Democrats say the IRS funding boost would improve customer service, update technology systems, and increase tax enforcement on larger companies. But Republicans argued the funds would be used to hire thousands of IRS agents to go after the middle-class and smaller businesses.

“Republicans are blocking the Biden Administration from unleashing 87,000 new IRS agents to go after families and small businesses and their unprecedented increase in IRS audits,” the Ways and Means House Committee said on Monday, adding that the bill “rescinds all new IRS funding for squeezing middle-class families and small businesses, while enhancing the services Americans expect to receive from their government.”

The committee warned: ” Democrats have long used the IRS and the tax code as a political weapon and will lead to more IRS abuses like those we’ve seen in the past: Targeting of Tea Party and conservative groups during the Obama Administration; Seeking a bank surveillance scheme on all American bank accounts; Massive leak of information to ProPublica used to support Democrat causes; Unleashing a dangerous new political weapon through the public release of the former President’s private tax returns.”

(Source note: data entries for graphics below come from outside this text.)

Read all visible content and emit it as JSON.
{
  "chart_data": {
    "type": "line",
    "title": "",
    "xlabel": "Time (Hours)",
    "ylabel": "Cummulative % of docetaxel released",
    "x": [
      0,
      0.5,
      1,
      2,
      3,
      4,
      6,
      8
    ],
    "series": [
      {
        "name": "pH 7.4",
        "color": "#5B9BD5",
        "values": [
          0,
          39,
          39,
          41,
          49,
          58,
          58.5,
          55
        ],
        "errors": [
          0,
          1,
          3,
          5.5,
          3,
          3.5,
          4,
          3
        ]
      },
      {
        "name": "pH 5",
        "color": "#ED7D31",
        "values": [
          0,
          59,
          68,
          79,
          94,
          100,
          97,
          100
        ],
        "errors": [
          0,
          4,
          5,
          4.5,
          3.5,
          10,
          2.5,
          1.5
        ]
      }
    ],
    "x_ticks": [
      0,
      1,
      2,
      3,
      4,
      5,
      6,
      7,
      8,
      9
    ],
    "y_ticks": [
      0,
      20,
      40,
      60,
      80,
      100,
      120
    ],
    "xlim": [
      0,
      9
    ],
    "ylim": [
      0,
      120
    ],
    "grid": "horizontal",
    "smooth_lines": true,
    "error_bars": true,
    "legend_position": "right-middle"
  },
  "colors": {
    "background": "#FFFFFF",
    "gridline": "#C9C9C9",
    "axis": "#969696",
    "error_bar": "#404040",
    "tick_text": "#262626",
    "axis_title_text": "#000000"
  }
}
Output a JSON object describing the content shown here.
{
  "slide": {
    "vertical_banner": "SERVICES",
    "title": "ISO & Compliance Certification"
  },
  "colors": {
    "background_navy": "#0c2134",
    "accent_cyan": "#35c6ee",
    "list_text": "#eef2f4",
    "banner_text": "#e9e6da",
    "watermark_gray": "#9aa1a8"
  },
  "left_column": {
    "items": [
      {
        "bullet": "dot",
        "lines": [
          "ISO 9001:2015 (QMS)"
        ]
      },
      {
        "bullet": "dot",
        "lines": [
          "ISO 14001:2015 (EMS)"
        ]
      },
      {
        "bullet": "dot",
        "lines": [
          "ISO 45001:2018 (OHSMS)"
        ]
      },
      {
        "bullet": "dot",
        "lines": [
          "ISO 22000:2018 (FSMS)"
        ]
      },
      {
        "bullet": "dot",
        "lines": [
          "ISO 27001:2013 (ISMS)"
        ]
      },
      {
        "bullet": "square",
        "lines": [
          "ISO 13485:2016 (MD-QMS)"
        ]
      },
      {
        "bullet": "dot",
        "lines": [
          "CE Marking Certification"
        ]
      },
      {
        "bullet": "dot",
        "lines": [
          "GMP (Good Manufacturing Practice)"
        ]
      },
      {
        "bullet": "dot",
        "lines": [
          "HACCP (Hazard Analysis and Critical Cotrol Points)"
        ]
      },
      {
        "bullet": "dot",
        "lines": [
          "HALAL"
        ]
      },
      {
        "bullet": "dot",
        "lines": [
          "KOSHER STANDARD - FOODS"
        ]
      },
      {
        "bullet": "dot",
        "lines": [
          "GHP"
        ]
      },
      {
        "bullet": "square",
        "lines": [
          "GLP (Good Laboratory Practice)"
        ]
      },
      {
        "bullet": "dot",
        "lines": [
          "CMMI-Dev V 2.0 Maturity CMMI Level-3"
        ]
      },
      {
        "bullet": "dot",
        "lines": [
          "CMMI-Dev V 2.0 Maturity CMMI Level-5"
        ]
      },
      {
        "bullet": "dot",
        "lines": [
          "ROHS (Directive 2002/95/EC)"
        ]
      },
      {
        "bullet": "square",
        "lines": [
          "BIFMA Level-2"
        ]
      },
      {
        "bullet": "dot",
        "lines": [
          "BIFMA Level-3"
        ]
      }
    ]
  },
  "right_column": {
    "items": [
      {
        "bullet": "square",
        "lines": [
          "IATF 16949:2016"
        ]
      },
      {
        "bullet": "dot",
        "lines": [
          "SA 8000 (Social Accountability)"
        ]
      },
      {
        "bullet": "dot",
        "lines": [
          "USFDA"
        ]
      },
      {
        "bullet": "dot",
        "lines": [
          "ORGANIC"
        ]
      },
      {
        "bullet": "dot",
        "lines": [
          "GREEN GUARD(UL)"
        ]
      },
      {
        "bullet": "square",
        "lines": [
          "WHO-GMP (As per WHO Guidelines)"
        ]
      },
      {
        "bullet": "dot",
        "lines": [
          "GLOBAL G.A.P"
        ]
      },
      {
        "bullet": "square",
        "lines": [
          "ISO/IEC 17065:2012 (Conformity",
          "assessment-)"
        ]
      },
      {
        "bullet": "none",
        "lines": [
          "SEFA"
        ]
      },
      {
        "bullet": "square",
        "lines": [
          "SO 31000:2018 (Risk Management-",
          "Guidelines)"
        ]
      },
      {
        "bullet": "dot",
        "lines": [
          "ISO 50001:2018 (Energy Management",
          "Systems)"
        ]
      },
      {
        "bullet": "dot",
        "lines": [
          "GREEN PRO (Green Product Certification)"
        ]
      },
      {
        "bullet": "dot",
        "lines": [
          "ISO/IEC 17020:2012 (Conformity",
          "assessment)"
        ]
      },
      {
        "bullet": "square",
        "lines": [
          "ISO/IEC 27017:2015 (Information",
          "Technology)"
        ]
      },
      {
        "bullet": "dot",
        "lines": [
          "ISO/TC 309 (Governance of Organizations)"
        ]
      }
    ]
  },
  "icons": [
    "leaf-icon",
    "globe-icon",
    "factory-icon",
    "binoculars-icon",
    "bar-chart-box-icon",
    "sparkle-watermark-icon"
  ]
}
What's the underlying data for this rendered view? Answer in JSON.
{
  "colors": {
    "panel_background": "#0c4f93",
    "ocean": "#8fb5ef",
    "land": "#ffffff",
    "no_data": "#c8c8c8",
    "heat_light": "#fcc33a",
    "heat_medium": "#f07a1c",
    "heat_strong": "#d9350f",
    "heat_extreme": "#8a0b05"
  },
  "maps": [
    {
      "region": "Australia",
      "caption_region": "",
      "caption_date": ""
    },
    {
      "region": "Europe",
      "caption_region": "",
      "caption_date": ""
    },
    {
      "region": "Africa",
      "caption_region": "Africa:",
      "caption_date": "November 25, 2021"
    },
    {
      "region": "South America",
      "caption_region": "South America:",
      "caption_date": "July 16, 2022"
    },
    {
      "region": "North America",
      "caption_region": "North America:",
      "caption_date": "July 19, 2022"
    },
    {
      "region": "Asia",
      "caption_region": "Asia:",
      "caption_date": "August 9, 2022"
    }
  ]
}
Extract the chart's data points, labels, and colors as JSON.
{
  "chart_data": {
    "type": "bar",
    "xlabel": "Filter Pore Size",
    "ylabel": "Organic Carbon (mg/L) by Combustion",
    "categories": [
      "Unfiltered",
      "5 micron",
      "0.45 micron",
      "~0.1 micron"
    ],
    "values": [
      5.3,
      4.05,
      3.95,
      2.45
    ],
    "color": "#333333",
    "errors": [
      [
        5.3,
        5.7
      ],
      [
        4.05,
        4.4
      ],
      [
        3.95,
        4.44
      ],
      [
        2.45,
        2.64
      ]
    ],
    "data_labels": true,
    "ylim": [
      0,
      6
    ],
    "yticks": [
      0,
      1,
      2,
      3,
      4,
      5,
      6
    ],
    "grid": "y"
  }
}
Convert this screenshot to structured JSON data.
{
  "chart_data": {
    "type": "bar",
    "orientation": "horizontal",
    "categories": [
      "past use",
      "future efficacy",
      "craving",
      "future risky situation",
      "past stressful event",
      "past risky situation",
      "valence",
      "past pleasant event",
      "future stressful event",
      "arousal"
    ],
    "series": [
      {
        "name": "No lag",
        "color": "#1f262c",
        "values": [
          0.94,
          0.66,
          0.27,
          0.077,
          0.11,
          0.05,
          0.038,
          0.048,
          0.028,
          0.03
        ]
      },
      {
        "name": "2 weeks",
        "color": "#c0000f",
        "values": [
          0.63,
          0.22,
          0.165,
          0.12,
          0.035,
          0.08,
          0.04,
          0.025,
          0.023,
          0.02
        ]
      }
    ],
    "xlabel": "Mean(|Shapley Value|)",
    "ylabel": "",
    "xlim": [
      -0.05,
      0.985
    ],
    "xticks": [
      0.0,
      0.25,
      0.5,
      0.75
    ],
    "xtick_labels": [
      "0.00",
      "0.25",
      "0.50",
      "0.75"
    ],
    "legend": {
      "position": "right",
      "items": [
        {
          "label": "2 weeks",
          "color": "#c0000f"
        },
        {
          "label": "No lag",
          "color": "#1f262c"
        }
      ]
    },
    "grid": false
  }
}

The Congressional Budget Office (CBO), a federal agency, estimated on Monday (pdf) the bill to rescind IRS funding would reduce the funding for the IRS by $71 billion, but would be projected to reduce tax revenue by $186 billion. It estimated the net deficit to be $114 billion over the next decade.

Meanwhile, the CBO said back in September 2022 that the IRS funding boost, as signed into law by Biden, would cause audit rates to “rise for all taxpayers,” but also noted that “higher-income taxpayers would face the largest increase.”

“Higher audit rates would probably also result in some audits of taxpayers who would later be determined not to owe additional taxes,” the CBO said.

“However, the Biden Administration’s proposal for more information reporting, as well as additional spending on IRS technology, might reduce the burden on compliant taxpayers by allowing the IRS to better target noncompliant ones and to reduce the number of audits that resulted in no change in tax assessment.”